It is important that everyone know two ways out of the house. It is more important to have a plan on how you can help everyone be safe. Until about age ten, children will often need help during such a scary and stressful event as a fire. Plans need to be made to protect those who may not wake to the alarm or who cannot get out on their own.
1. When you hear the sound of the alarm, stop what you are doing and walk outside,
2. Know two ways out of every room,
3. Get outside quickly, and
4. Wait at your Outside Meeting Place.
A good meeting place is in front of the home, a little distance from the building. Sidewalks, trees, and mailboxes are common Outside Meeting Places. Have only ONE Outside Meeting Place that everyone can find. If you exit far from the meeting place, walk until you reach the meeting place.
If you are unable to get outside, stay away from the smoke and heat. Find a place with as many closed doors and walls between you and the fire. Once you have found a room without smoke or heat, close the door and always keep it closed. Call 9-1-1 if you can. Signal from a closed window if you can. Fire fighters will search the inside of every room when they arrive and move you to safety.
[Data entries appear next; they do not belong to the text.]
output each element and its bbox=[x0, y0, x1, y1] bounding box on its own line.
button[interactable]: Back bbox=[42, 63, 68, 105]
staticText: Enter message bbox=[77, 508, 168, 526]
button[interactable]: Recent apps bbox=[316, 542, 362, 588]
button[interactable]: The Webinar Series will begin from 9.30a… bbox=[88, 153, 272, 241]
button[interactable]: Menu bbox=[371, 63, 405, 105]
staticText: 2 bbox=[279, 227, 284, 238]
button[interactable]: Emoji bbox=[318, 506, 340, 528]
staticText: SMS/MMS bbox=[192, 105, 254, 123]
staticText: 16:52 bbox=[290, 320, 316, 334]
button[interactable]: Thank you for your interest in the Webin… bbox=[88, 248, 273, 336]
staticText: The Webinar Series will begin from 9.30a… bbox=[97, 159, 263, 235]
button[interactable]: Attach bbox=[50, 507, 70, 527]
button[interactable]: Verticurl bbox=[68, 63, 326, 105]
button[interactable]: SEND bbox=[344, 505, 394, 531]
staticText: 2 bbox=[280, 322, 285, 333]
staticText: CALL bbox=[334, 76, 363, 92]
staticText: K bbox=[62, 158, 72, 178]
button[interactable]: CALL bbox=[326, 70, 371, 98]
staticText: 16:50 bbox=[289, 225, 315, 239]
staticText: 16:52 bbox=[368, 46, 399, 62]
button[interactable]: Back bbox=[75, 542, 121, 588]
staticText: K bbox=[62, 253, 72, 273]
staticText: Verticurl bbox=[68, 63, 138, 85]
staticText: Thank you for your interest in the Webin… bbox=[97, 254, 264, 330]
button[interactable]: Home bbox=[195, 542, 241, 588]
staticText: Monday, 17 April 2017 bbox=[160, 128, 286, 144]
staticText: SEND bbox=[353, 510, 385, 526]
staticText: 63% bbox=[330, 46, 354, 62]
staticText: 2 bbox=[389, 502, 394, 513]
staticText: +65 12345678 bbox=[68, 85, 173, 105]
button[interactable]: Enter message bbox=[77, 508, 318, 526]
Fire is so fast we no longer teach the steps of staying low under the smoke or feeling the door. They are still good things to do but they don't work every time. A warm door indicates danger but opening a cool door can result death as the fire pulls oxygen out and pushes poisons in. The heat of the smoke forces most people to the floor. Near flashover, the flooring produces poisons. The process of feeling the door can make learning how to escape complicated. It is better to focus on preventing fires; install fire sprinklers; have interconnected, working smoke alarms; be able to make a quick escape; have a meeting place; and know how to create a safe place inside to wait for help.